Dowser Structure


Table of Contents

Introduction

This note briefly described the software structure of the Dowser, with an emphasis on component portability.

Background

The Dowser is an attempt to integrate domain analysis into reverse engineering. The Dowser is designed to serve as a gathering point for, and interface to, various tools that perform both reverse engineering and domain analysis.

Principles

The main principle guiding the design and implementation of the Dowser is the set of tools approach, as advocated by, for example, David Notkin (Notkin and Sullivan, Reconciling Environment Integration and Component Independence, in the proceedings of the Fourth ACM SIGSOFT Symposium on Software Development Environments, pages 22-33, 1990), John Osterhout (Tcl and the Tk Toolkit, Addison Wesley: 1994), and the Open Systems Development Group (The ToolTalk infrastructure).

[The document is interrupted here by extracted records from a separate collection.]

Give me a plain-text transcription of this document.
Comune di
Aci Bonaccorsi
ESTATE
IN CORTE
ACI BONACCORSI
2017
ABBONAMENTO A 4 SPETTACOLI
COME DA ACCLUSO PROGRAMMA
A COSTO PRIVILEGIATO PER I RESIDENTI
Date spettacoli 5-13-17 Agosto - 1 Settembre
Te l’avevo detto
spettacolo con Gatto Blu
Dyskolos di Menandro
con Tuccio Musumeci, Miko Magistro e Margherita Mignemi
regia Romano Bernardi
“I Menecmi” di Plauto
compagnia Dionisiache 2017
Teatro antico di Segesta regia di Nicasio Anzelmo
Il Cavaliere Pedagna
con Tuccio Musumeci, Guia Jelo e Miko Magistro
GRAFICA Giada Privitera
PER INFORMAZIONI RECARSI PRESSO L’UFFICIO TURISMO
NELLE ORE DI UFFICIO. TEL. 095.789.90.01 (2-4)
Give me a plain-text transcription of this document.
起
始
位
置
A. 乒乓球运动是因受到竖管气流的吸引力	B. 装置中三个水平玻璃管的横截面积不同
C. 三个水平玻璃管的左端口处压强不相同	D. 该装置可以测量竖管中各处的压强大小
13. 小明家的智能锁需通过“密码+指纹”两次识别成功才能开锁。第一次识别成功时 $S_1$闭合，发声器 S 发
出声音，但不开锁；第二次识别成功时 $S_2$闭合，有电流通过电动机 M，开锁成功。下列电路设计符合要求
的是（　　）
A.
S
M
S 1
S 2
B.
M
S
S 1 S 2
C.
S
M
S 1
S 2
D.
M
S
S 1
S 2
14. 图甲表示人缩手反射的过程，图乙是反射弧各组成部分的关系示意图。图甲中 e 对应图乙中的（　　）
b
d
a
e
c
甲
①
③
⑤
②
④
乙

The set-of-tools approach uses two strategies. The first is to design many small tools, each of which does one thing well. This strategy is one used with success by the Unix operating system (Pike and Kernighan, Program Design in the Unix Environment, Bell System Technical Journal, vol. 63, no. 8, pages 1595-1605, October 1984). The second strategy is to design a framework or glue to enable individual tools to work together yet maintain their independence. Examples of such a framework include the code(send) primitive in Tk, which lets independently executing tools send commands to one another, and the ToolTalk inter-tool coordination infrastructure, which acts as a message exchange and notification service for independently executing tools.

Architecture

The Dowser's current organization is:
dowser architecture

The tools making up the Dowser tool set can be put in one of three classes. The Dowser tools are the tools with which the analyst interacts directly. The analysis tools are called on by the Dowser tools to perform various types of code and domain analyses as directed by the analysist. The support tools are used by the Dowser tools to provide long-term (that is, inter-session) coordination and storage. The coordinator is the framework for coordinating the Dowser tools.

The analysis tools are used predominantly for domain and code analysis. The Analysis tools are generic with respect to their input that they can be used on any type of source in cases where it makes sense to do so. Example domain-analysis tools include concordance generators and programs for doing n-gram analysis. Example code-analysis tools comprise tools from the SunPro Software System and various Icon, gnu awk and k-shell scripts. The SunPro tools we use are the C-C++ compiler CC, version SC3.0.1 02 Mar 1995, the Fortran 77 compiler f77, version SC3.0.1 13 Jul 1994, and the sbdump program, version 3.0.1 94/07/14. The compilers perform code analysis, generating binary files; the sbdump program translates binary analysis files into ASCII analysis files; and the remaining tools install the code-analysis data in the relational database.

The support tools are used to provide inter-session coordination and storage for Dowser analyses. The main support tool at the moment is the MySQL relational database version 3.21.30. The database is used to store program-analysis information and a small amount of domain information. Example tables included in the database for a program include a symbol table giving type, program location, and use of all symbols in a program, and a call table indicating where and which procedures are called in the program.

The Dowser tools themselves have the generic architecture illustrated by

dowser tools architecture
The Coordinator is the central repository for information about the Dowser tools. Each Dowser tool that runs registers with the Coordinator, which involves transferring information about the tool to the Coordinator. Dowser tools may query the Coordinator to get information about other tools in operation, and then may connect directly to these tools to send them commands. A Dowser tool may also start up another Dowser tool if a tool of the proper type isn't already running.

Portability

The portability issues are:

Tcl and Tk
The scripting languages Tcl and Tk are available on a wide variety of machines. The Dowser's using version 8.0.5 of Tcl and Tk. The Dowser cannot use earlier versions, and we are not anticipating an upgrade to version 8.1 anytime soon.

K-shell
K-shell is proprietary to AT&T. There are public domain implementations of k-shell, but we are unfamiliar with them. The Gnu bash shell is available on a wide variety of machines and claims to maintain compatibility with k-shell.

C and C++
The Gnu C and C++ compiler gcc is available on a wide variety of machines. In addition the C and C++ code is straightforward and compiled to ANSI standards; it should compile on other C and C++ compilers with no problem.

MySQL
MySQL is available on a number of machines, including Unix variants, but the Microsoft versions are for paying customers only.

SunPro Compilers
The SunPro Software System is proprietary to Sun Microsystems and is, as far as we know, not replicated in readily available software.


This page last modified on 17 June 1999.